The Rams finished sixth at the 2A State Championship tournament in the fall, while the Lady Rams placed second. Big Horn’s cross-county opponents, the Tongue River Eagles and Lady Eagles, both finished in fourth place at the state tournament.
Lamont and Tongue River’s head coach Robert Griffin also noted how the spring season gives senior golfers the chance to conclude their high school careers with the possibility of winning a conference championship while solidifying their legacy. Griffin shared Saner and Lamont’s thoughts on the spring season being the time for technical improvement, but he said he hopes to see his seniors play their best Eagles golf.
“Having integrity, that’s a big thing,” Griffin said. “And being in it for each other. We try to take our senior leaders and put them in groups where they have a function they’ll oversee, that then carries on that leadership to the next level.”
Sheridan senior Brayden James, part of the Broncs’ state championship team that completed an 11-point comeback to win the title by 18 points, said spring golf is especially exciting after a fall championship. James looks forward to his final golf season with one of his favorite groups of people that played with joy to win the fall title.

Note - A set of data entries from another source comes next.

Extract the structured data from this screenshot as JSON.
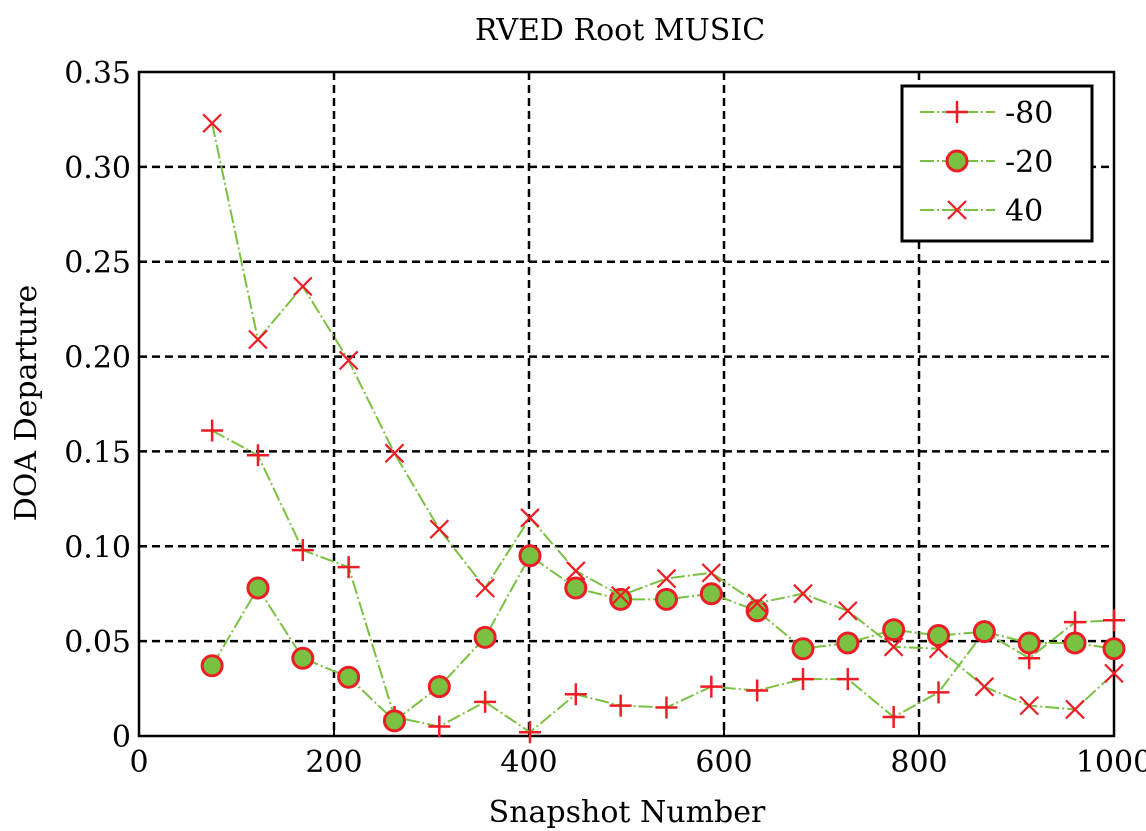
{
  "chart_data": {
    "type": "line",
    "title": "RVED Root MUSIC",
    "xlabel": "Snapshot Number",
    "ylabel": "DOA Departure",
    "xlim": [
      0,
      1000
    ],
    "ylim": [
      0,
      0.35
    ],
    "x_ticks": [
      0,
      200,
      400,
      600,
      800,
      1000
    ],
    "x_tick_labels": [
      "0",
      "200",
      "400",
      "600",
      "800",
      "1000"
    ],
    "y_ticks": [
      0,
      0.05,
      0.1,
      0.15,
      0.2,
      0.25,
      0.3,
      0.35
    ],
    "y_tick_labels": [
      "0",
      "0.05",
      "0.10",
      "0.15",
      "0.20",
      "0.25",
      "0.30",
      "0.35"
    ],
    "grid": true,
    "legend_position": "top-right",
    "x": [
      75,
      122,
      168,
      215,
      262,
      308,
      355,
      401,
      448,
      494,
      541,
      587,
      634,
      681,
      727,
      774,
      820,
      867,
      913,
      960,
      1000
    ],
    "series": [
      {
        "name": "-80",
        "marker": "plus",
        "line_color": "#7ac142",
        "marker_color": "#ee1c24",
        "values": [
          0.161,
          0.148,
          0.098,
          0.089,
          0.01,
          0.005,
          0.018,
          0.002,
          0.022,
          0.016,
          0.015,
          0.026,
          0.024,
          0.03,
          0.03,
          0.01,
          0.023,
          0.055,
          0.041,
          0.06,
          0.061
        ]
      },
      {
        "name": "-20",
        "marker": "circle",
        "line_color": "#7ac142",
        "marker_color": "#7ac142",
        "marker_edge": "#ee1c24",
        "values": [
          0.037,
          0.078,
          0.041,
          0.031,
          0.008,
          0.026,
          0.052,
          0.095,
          0.078,
          0.072,
          0.072,
          0.075,
          0.066,
          0.046,
          0.049,
          0.056,
          0.053,
          0.055,
          0.049,
          0.049,
          0.046
        ]
      },
      {
        "name": "40",
        "marker": "x",
        "line_color": "#7ac142",
        "marker_color": "#ee1c24",
        "values": [
          0.323,
          0.209,
          0.237,
          0.198,
          0.149,
          0.109,
          0.078,
          0.115,
          0.087,
          0.074,
          0.083,
          0.086,
          0.07,
          0.075,
          0.066,
          0.047,
          0.046,
          0.026,
          0.016,
          0.014,
          0.033
        ]
      }
    ]
  }
}
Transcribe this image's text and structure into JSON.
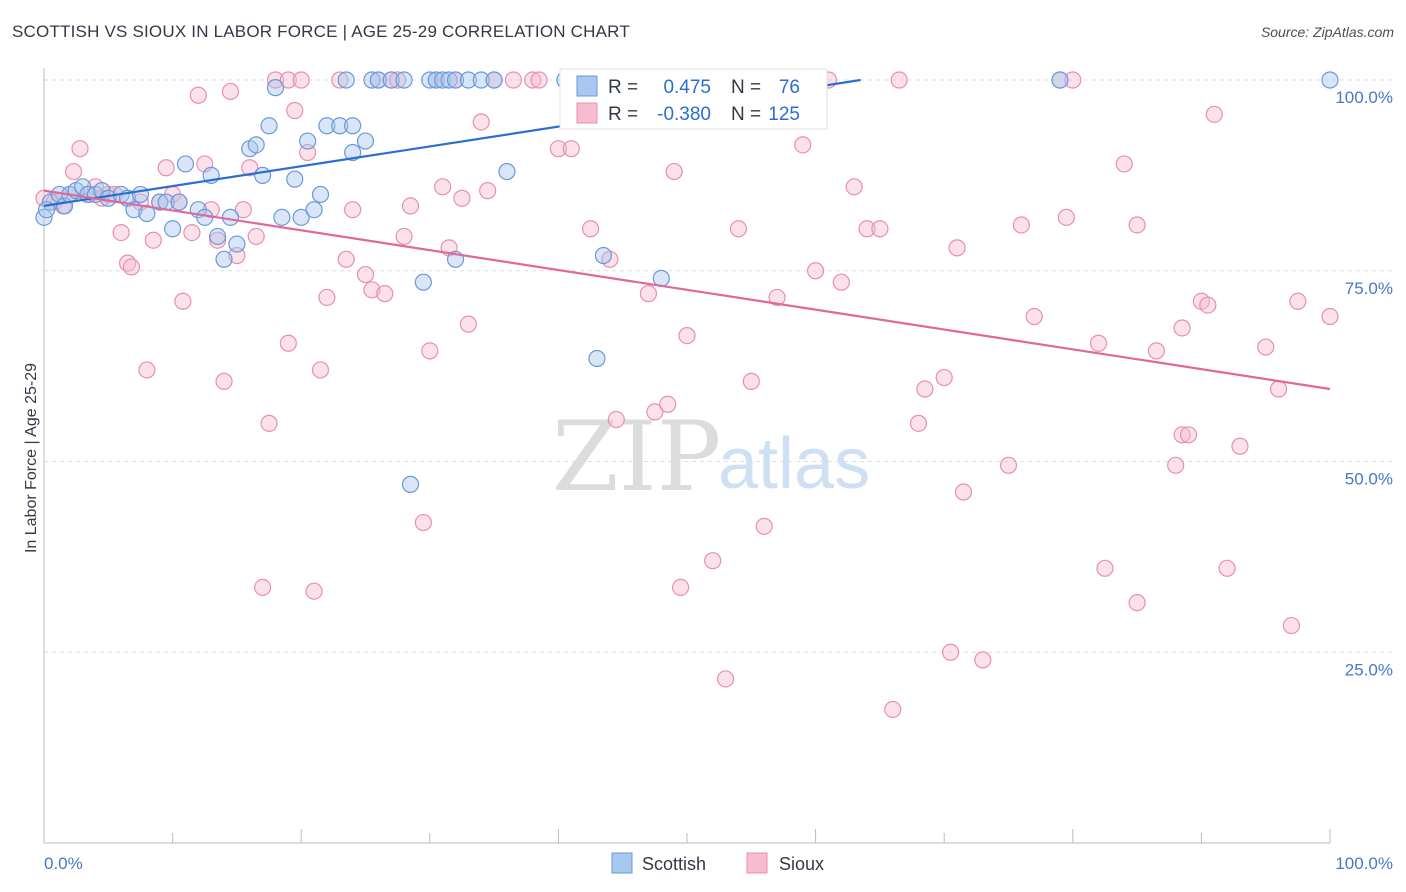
{
  "title": "SCOTTISH VS SIOUX IN LABOR FORCE | AGE 25-29 CORRELATION CHART",
  "source": "Source: ZipAtlas.com",
  "watermark": {
    "left": "ZIP",
    "right": "atlas"
  },
  "legend": {
    "r_label": "R =",
    "n_label": "N =",
    "scottish": {
      "r": "0.475",
      "n": "76"
    },
    "sioux": {
      "r": "-0.380",
      "n": "125"
    }
  },
  "colors": {
    "scottish_fill": "#a9c8f0",
    "scottish_stroke": "#6a9ad8",
    "scottish_line": "#2a6fd0",
    "sioux_fill": "#f6bdd0",
    "sioux_stroke": "#e98fb0",
    "sioux_line": "#e0689a",
    "axis_text": "#4a78c8",
    "grid": "#dedede"
  },
  "chart_data": {
    "type": "scatter",
    "title": "SCOTTISH VS SIOUX IN LABOR FORCE | AGE 25-29 CORRELATION CHART",
    "xlabel": "",
    "ylabel": "In Labor Force | Age 25-29",
    "xlim": [
      0,
      100
    ],
    "ylim": [
      0,
      100
    ],
    "x_tick_labels": [
      "0.0%",
      "100.0%"
    ],
    "y_tick_labels": [
      "25.0%",
      "50.0%",
      "75.0%",
      "100.0%"
    ],
    "y_ticks": [
      25,
      50,
      75,
      100
    ],
    "grid": true,
    "legend_position": "top-center",
    "series": [
      {
        "name": "Scottish",
        "r": 0.475,
        "n": 76,
        "trend": {
          "x0": 0,
          "y0": 83.5,
          "x1": 63.5,
          "y1": 100
        },
        "points": [
          [
            0,
            82
          ],
          [
            0.5,
            84
          ],
          [
            1.2,
            85
          ],
          [
            1.6,
            83.5
          ],
          [
            2,
            85
          ],
          [
            2.5,
            85.5
          ],
          [
            3,
            86
          ],
          [
            3.4,
            85
          ],
          [
            4,
            85
          ],
          [
            4.5,
            85.5
          ],
          [
            5,
            84.5
          ],
          [
            6,
            85
          ],
          [
            6.5,
            84.5
          ],
          [
            7,
            83
          ],
          [
            7.5,
            85
          ],
          [
            8,
            82.5
          ],
          [
            9,
            84
          ],
          [
            9.5,
            84
          ],
          [
            10,
            80.5
          ],
          [
            10.5,
            84
          ],
          [
            11,
            89
          ],
          [
            12,
            83
          ],
          [
            12.5,
            82
          ],
          [
            13,
            87.5
          ],
          [
            13.5,
            79.5
          ],
          [
            14,
            76.5
          ],
          [
            14.5,
            82
          ],
          [
            15,
            78.5
          ],
          [
            16,
            91
          ],
          [
            17,
            87.5
          ],
          [
            16.5,
            91.5
          ],
          [
            17.5,
            94
          ],
          [
            18,
            99
          ],
          [
            18.5,
            82
          ],
          [
            19.5,
            87
          ],
          [
            20,
            82
          ],
          [
            20.5,
            92
          ],
          [
            21,
            83
          ],
          [
            21.5,
            85
          ],
          [
            22,
            94
          ],
          [
            23,
            94
          ],
          [
            24,
            90.5
          ],
          [
            23.5,
            100
          ],
          [
            24,
            94
          ],
          [
            25,
            92
          ],
          [
            25.5,
            100
          ],
          [
            26,
            100
          ],
          [
            27,
            100
          ],
          [
            28,
            100
          ],
          [
            28.5,
            47
          ],
          [
            29.5,
            73.5
          ],
          [
            30,
            100
          ],
          [
            30.5,
            100
          ],
          [
            31,
            100
          ],
          [
            31.5,
            100
          ],
          [
            32,
            100
          ],
          [
            32,
            76.5
          ],
          [
            33,
            100
          ],
          [
            34,
            100
          ],
          [
            35,
            100
          ],
          [
            36,
            88
          ],
          [
            40.5,
            100
          ],
          [
            41,
            100
          ],
          [
            42,
            100
          ],
          [
            43,
            100
          ],
          [
            43.5,
            77
          ],
          [
            43,
            63.5
          ],
          [
            44,
            100
          ],
          [
            45,
            100
          ],
          [
            45.5,
            100
          ],
          [
            48,
            74
          ],
          [
            52,
            100
          ],
          [
            58,
            100
          ],
          [
            79,
            100
          ],
          [
            100,
            100
          ],
          [
            0.2,
            83
          ]
        ]
      },
      {
        "name": "Sioux",
        "r": -0.38,
        "n": 125,
        "trend": {
          "x0": 0,
          "y0": 85.5,
          "x1": 100,
          "y1": 59.5
        },
        "points": [
          [
            0,
            84.5
          ],
          [
            0.8,
            84
          ],
          [
            1.5,
            83.5
          ],
          [
            2,
            85
          ],
          [
            2.3,
            88
          ],
          [
            2.8,
            91
          ],
          [
            3.5,
            85
          ],
          [
            4,
            86
          ],
          [
            4.5,
            84.5
          ],
          [
            5,
            85
          ],
          [
            5.5,
            85
          ],
          [
            6,
            80
          ],
          [
            6.5,
            76
          ],
          [
            6.8,
            75.5
          ],
          [
            7.5,
            84
          ],
          [
            8,
            62
          ],
          [
            8.5,
            79
          ],
          [
            9,
            84
          ],
          [
            9.5,
            88.5
          ],
          [
            10,
            85
          ],
          [
            10.5,
            84
          ],
          [
            10.8,
            71
          ],
          [
            11.5,
            80
          ],
          [
            12,
            98
          ],
          [
            12.5,
            89
          ],
          [
            13,
            83
          ],
          [
            13.5,
            79
          ],
          [
            14,
            60.5
          ],
          [
            14.5,
            98.5
          ],
          [
            15,
            77
          ],
          [
            15.5,
            83
          ],
          [
            16,
            88.5
          ],
          [
            16.5,
            79.5
          ],
          [
            17,
            33.5
          ],
          [
            17.5,
            55
          ],
          [
            18,
            100
          ],
          [
            19,
            65.5
          ],
          [
            19.5,
            96
          ],
          [
            19,
            100
          ],
          [
            20,
            100
          ],
          [
            20.5,
            90.5
          ],
          [
            21,
            33
          ],
          [
            21.5,
            62
          ],
          [
            22,
            71.5
          ],
          [
            23,
            100
          ],
          [
            23.5,
            76.5
          ],
          [
            24,
            83
          ],
          [
            25,
            74.5
          ],
          [
            25.5,
            72.5
          ],
          [
            26,
            100
          ],
          [
            26.5,
            72
          ],
          [
            27,
            100
          ],
          [
            27.5,
            100
          ],
          [
            28,
            79.5
          ],
          [
            28.5,
            83.5
          ],
          [
            29.5,
            42
          ],
          [
            30,
            64.5
          ],
          [
            30.5,
            100
          ],
          [
            31,
            86
          ],
          [
            31.5,
            78
          ],
          [
            32,
            100
          ],
          [
            32.5,
            84.5
          ],
          [
            33,
            68
          ],
          [
            34,
            94.5
          ],
          [
            34.5,
            85.5
          ],
          [
            35,
            100
          ],
          [
            36.5,
            100
          ],
          [
            38,
            100
          ],
          [
            38.5,
            100
          ],
          [
            40,
            91
          ],
          [
            41,
            91
          ],
          [
            42.5,
            80.5
          ],
          [
            43,
            100
          ],
          [
            44,
            76.5
          ],
          [
            44.5,
            55.5
          ],
          [
            47,
            72
          ],
          [
            47.5,
            56.5
          ],
          [
            48.5,
            57.5
          ],
          [
            49,
            88
          ],
          [
            49.5,
            33.5
          ],
          [
            50,
            66.5
          ],
          [
            52,
            37
          ],
          [
            53,
            21.5
          ],
          [
            54,
            80.5
          ],
          [
            55,
            60.5
          ],
          [
            56,
            41.5
          ],
          [
            56.5,
            100
          ],
          [
            57,
            71.5
          ],
          [
            59,
            91.5
          ],
          [
            60,
            75
          ],
          [
            61,
            100
          ],
          [
            62,
            73.5
          ],
          [
            63,
            86
          ],
          [
            64,
            80.5
          ],
          [
            65,
            80.5
          ],
          [
            66,
            17.5
          ],
          [
            66.5,
            100
          ],
          [
            68,
            55
          ],
          [
            68.5,
            59.5
          ],
          [
            70,
            61
          ],
          [
            70.5,
            25
          ],
          [
            71,
            78
          ],
          [
            71.5,
            46
          ],
          [
            73,
            24
          ],
          [
            75,
            49.5
          ],
          [
            76,
            81
          ],
          [
            77,
            69
          ],
          [
            79,
            100
          ],
          [
            79.5,
            82
          ],
          [
            80,
            100
          ],
          [
            82,
            65.5
          ],
          [
            82.5,
            36
          ],
          [
            84,
            89
          ],
          [
            85,
            31.5
          ],
          [
            85,
            81
          ],
          [
            86.5,
            64.5
          ],
          [
            88,
            49.5
          ],
          [
            88.5,
            53.5
          ],
          [
            88.5,
            67.5
          ],
          [
            89,
            53.5
          ],
          [
            90,
            71
          ],
          [
            90.5,
            70.5
          ],
          [
            91,
            95.5
          ],
          [
            92,
            36
          ],
          [
            93,
            52
          ],
          [
            95,
            65
          ],
          [
            96,
            59.5
          ],
          [
            97,
            28.5
          ],
          [
            97.5,
            71
          ],
          [
            100,
            69
          ]
        ]
      }
    ]
  }
}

After Saner encouraged her athletes to prepare for adverse weather conditions throughout the season and her assistant coaches reminded the Broncs and Lady Broncs spring golf practice isn't for socializing but improvement, Saner made sure to emphasize the importance of every athletes’ commitment to the game and program.
“To build a team, we have to be a team,” Saner said.
Sheridan will open its season with a tournament in Worland Friday, while Big Horn and Tongue River will play at the Powder Horn April 16.